C’era una volta la scuola… Lo so, non è un inizio proprio originale, specie in concomitanza col termine delle lezioni, ma cosa volete farci: sono recidivo e non me ne pento. Anzi, ringrazio chi mi ha fatto notare che qualche giorno fa i mass media, riportando la notizia della visita di cortesia del presidente Sergio Mattarella ad una scuola primaria romana, hanno glissato tutti insieme su un particolare: il nome dell’istituto. Lontanissimi i tempi in cui andavano per la maggiore gli eroi del Risorgimento, quelli delle patrie lettere, di altre arti o di discipline scientifiche, lontani quelli di chi è morto combattendo in una delle due guerre mondiali, chiuso anche il discorso su date o eventi storici (e non parliamo di personaggi che hanno avuto a che fare col cristianesimo), per la scuola di largo Bignotti a Roma è stato scelto “Geronimo Stilton”, che del resto fa parte dell’istituto comprensivo “Fiume Giallo”.



Sappiamo che in questi giorni è in corso un referendum per cambiare almeno quest’ultima denominazione (in lizza la poetessa Alda Merini, la disegnatrice ed editrice Tea Bonelli e la fisica illuminista Laura Bassi) e nulla, proprio nulla abbiamo contro l’arguto topo-intellettuale che, come direttore dell’Eco del Roditore, ha fatto innamorare alla lettura milioni di ragazzini in tutto il mondo.



Certo, però, un’idea rode (è il caso di dire) in testa: com’è che, in 160 anni di scuola italiana, si è passati dai Grandi della Storia ai personaggi della letteratura per l’infanzia? E che dire di quegli istituti (ne esistono, chissà perché, soprattutto nelle maggiori città) che un nome nemmeno l’hanno, limitandosi ad un numero progressivo – per quanto perlopiù scritto in numeri romani – alla maniera delle dittature di ogni colore o, per le realtà urbane più piccole, al solo indirizzo di studi?

Quisquilie, si dirà con Totò, dabbenaggini, pinzillacchere. Non ne sono convinto. Anche qui, nulla di personale: parto dal presupposto che l’educazione e la didattica funzionino in quelle scuole a meraviglia.

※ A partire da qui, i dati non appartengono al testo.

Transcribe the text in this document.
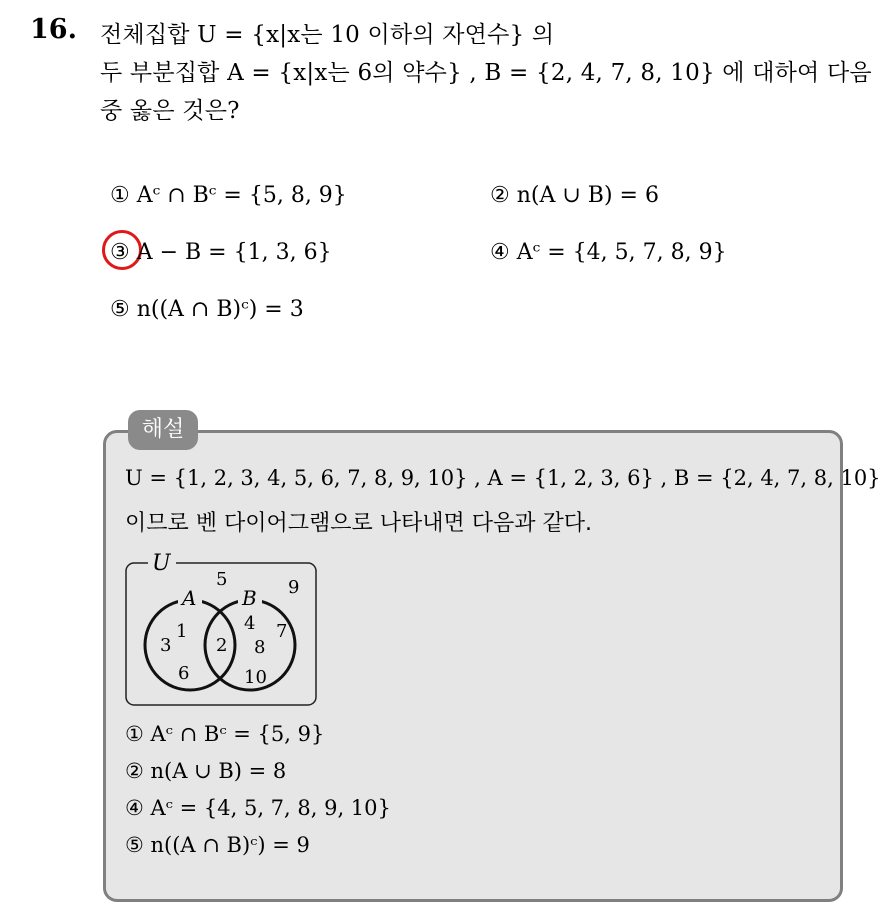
16. 전체집합 U = {x|x는 10 이하의 자연수} 의
두 부분집합 A = {x|x는 6의 약수} , B = {2, 4, 7, 8, 10} 에 대하여 다음
중 옳은 것은?
① Aᶜ ∩ Bᶜ = {5, 8, 9}	② n(A ∪ B) = 6
③ A − B = {1, 3, 6}	④ Aᶜ = {4, 5, 7, 8, 9}
⑤ n((A ∩ B)ᶜ) = 3
해설
U = {1, 2, 3, 4, 5, 6, 7, 8, 9, 10} , A = {1, 2, 3, 6} , B = {2, 4, 7, 8, 10}
이므로 벤 다이어그램으로 나타내면 다음과 같다.
U
A B
5	9
1
3
6
2
4
8
7
10
① Aᶜ ∩ Bᶜ = {5, 9}
② n(A ∪ B) = 8
④ Aᶜ = {4, 5, 7, 8, 9, 10}
⑤ n((A ∩ B)ᶜ) = 9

Il punto è un altro: perché si è passati da Manzoni (e non da Renzo e Lucia, per esempio) o da Pascoli (e non dalla Cavallina Storna) o da Puccini (e non da Mimì) al Fiume Giallo e a Geronimo Stilton, ignorando a piè pari anche la sua creatrice, Elisabetta Dami? Mancanza di fantasia (al contrario: direi troppa), carenza di figure illustri, voglia di voltare pagina o che altro?

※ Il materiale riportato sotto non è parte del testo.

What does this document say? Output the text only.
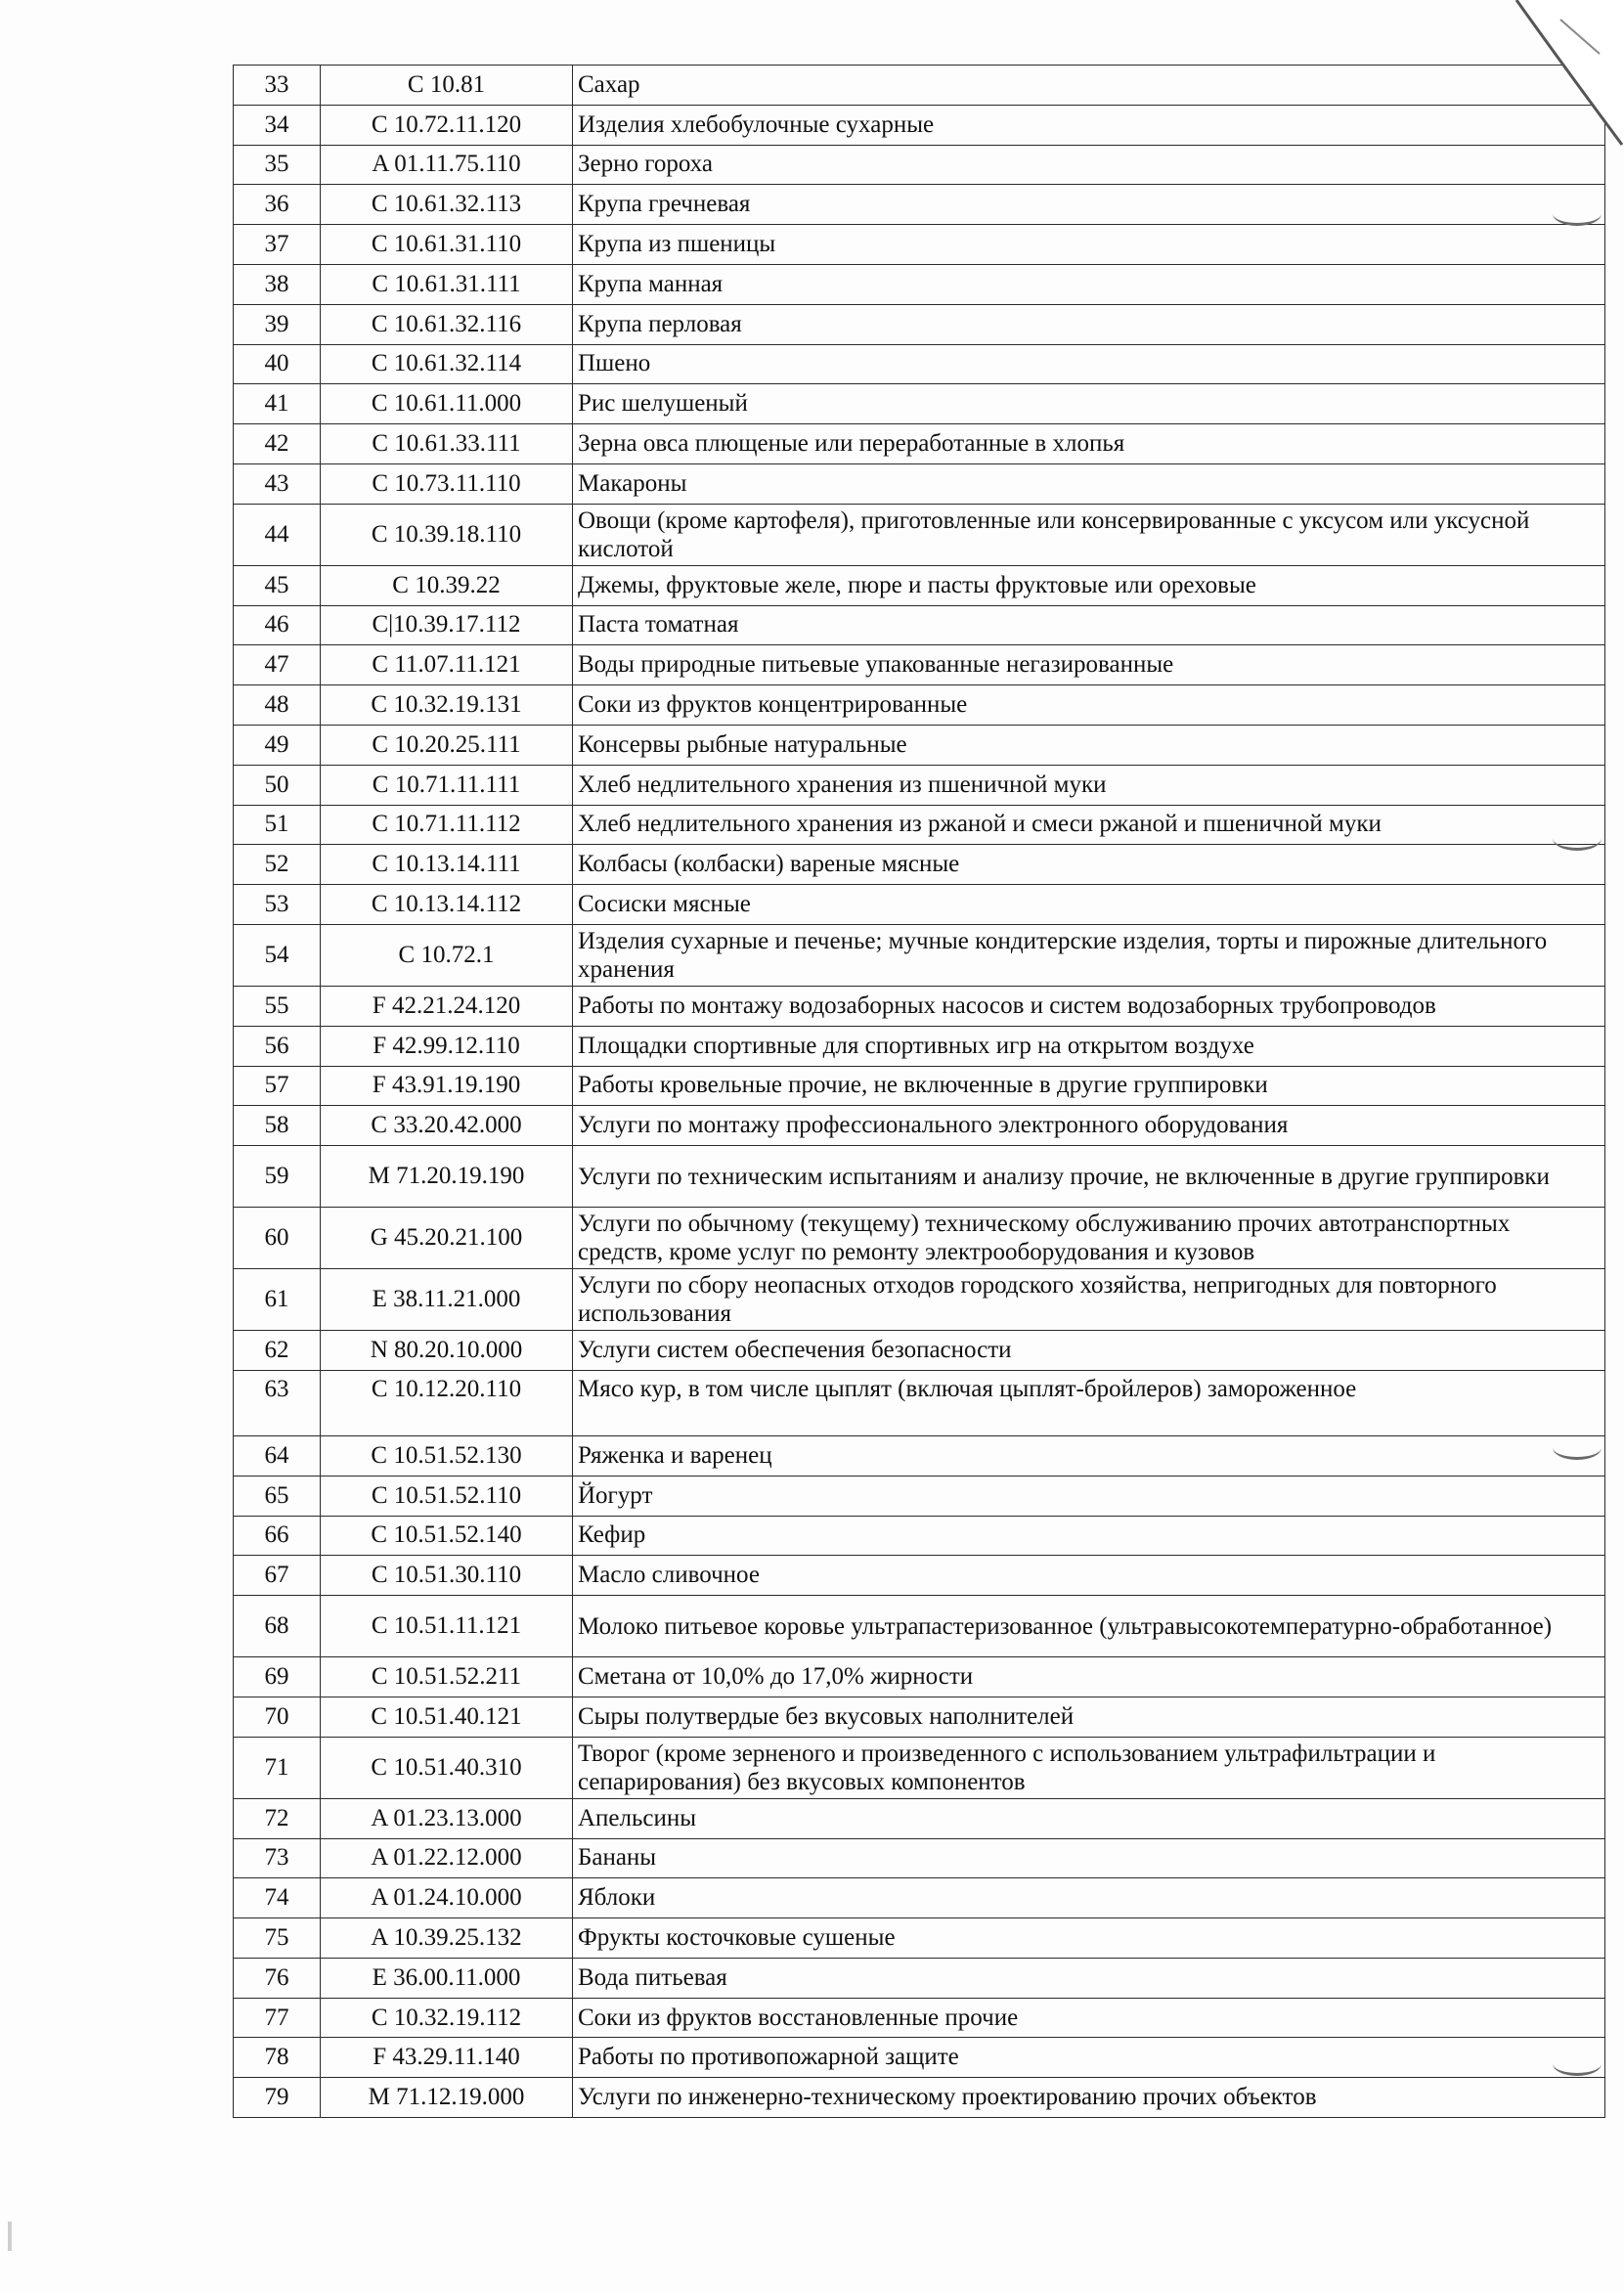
33	C 10.81	Сахар
34	C 10.72.11.120	Изделия хлебобулочные сухарные
35	A 01.11.75.110	Зерно гороха
36	C 10.61.32.113	Крупа гречневая
37	C 10.61.31.110	Крупа из пшеницы
38	C 10.61.31.111	Крупа манная
39	C 10.61.32.116	Крупа перловая
40	C 10.61.32.114	Пшено
41	C 10.61.11.000	Рис шелушеный
42	C 10.61.33.111	Зерна овса плющеные или переработанные в хлопья
43	C 10.73.11.110	Макароны
44	C 10.39.18.110	Овощи (кроме картофеля), приготовленные или консервированные с уксусом или уксусной кислотой
45	C 10.39.22	Джемы, фруктовые желе, пюре и пасты фруктовые или ореховые
46	C|10.39.17.112	Паста томатная
47	C 11.07.11.121	Воды природные питьевые упакованные негазированные
48	C 10.32.19.131	Соки из фруктов концентрированные
49	C 10.20.25.111	Консервы рыбные натуральные
50	C 10.71.11.111	Хлеб недлительного хранения из пшеничной муки
51	C 10.71.11.112	Хлеб недлительного хранения из ржаной и смеси ржаной и пшеничной муки
52	C 10.13.14.111	Колбасы (колбаски) вареные мясные
53	C 10.13.14.112	Сосиски мясные
54	C 10.72.1	Изделия сухарные и печенье; мучные кондитерские изделия, торты и пирожные длительного хранения
55	F 42.21.24.120	Работы по монтажу водозаборных насосов и систем водозаборных трубопроводов
56	F 42.99.12.110	Площадки спортивные для спортивных игр на открытом воздухе
57	F 43.91.19.190	Работы кровельные прочие, не включенные в другие группировки
58	C 33.20.42.000	Услуги по монтажу профессионального электронного оборудования
59	M 71.20.19.190	Услуги по техническим испытаниям и анализу прочие, не включенные в другие группировки
60	G 45.20.21.100	Услуги по обычному (текущему) техническому обслуживанию прочих автотранспортных средств, кроме услуг по ремонту электрооборудования и кузовов
61	E 38.11.21.000	Услуги по сбору неопасных отходов городского хозяйства, непригодных для повторного использования
62	N 80.20.10.000	Услуги систем обеспечения безопасности
63	C 10.12.20.110	Мясо кур, в том числе цыплят (включая цыплят-бройлеров) замороженное
64	C 10.51.52.130	Ряженка и варенец
65	C 10.51.52.110	Йогурт
66	C 10.51.52.140	Кефир
67	C 10.51.30.110	Масло сливочное
68	C 10.51.11.121	Молоко питьевое коровье ультрапастеризованное (ультравысокотемпературно-обработанное)
69	C 10.51.52.211	Сметана от 10,0% до 17,0% жирности
70	C 10.51.40.121	Сыры полутвердые без вкусовых наполнителей
71	C 10.51.40.310	Творог (кроме зерненого и произведенного с использованием ультрафильтрации и сепарирования) без вкусовых компонентов
72	A 01.23.13.000	Апельсины
73	A 01.22.12.000	Бананы
74	A 01.24.10.000	Яблоки
75	A 10.39.25.132	Фрукты косточковые сушеные
76	E 36.00.11.000	Вода питьевая
77	C 10.32.19.112	Соки из фруктов восстановленные прочие
78	F 43.29.11.140	Работы по противопожарной защите
79	M 71.12.19.000	Услуги по инженерно-техническому проектированию прочих объектов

Un’idea ce l’ho e, visto che siamo fra noi e che sopra ci ho scritto un libro e decine di articoli, ve la butto lì: in un sistema scolastico sempre più svuotato di conoscenze (abbiamo iniziato nel ’68 cancellando le date, paradigma dello studio puramente mnemonico, abbiamo finito col cancellare anche i fatti, i concetti, le idee) in nome della “scuola del fare”, pragmatica, concreta, sempre più abbracciata alle esigenze materialiste del mercato del lavoro, per la Cultura ed i suoi “fari” non c’è più spazio nemmeno quando si tratta di intitolare un plesso scolastico. Tant’è che un Galilei, un Leonardo o anche un Rodari (scrittore per ragazzi, ma non solo) valgono tanto quanto un personaggio d’invenzione o forse meno. Importante è regalare un’immagine di freschezza, leggerezza, disimpegno, giocosità di contro all’altra che abbina storia, letteratura, scienza alla fatica, alla serietà, al lavoro.

La faccio esagerata? Lo ammetto, forse un po’ sì, ma a volte si impara più dai segni che da quello che nascondono. “Mi chiamo Geronimo, Geronimo Stilton…” pare suoni molto meglio di “Mi chiamo Alessandro, Alessandro Manzoni”.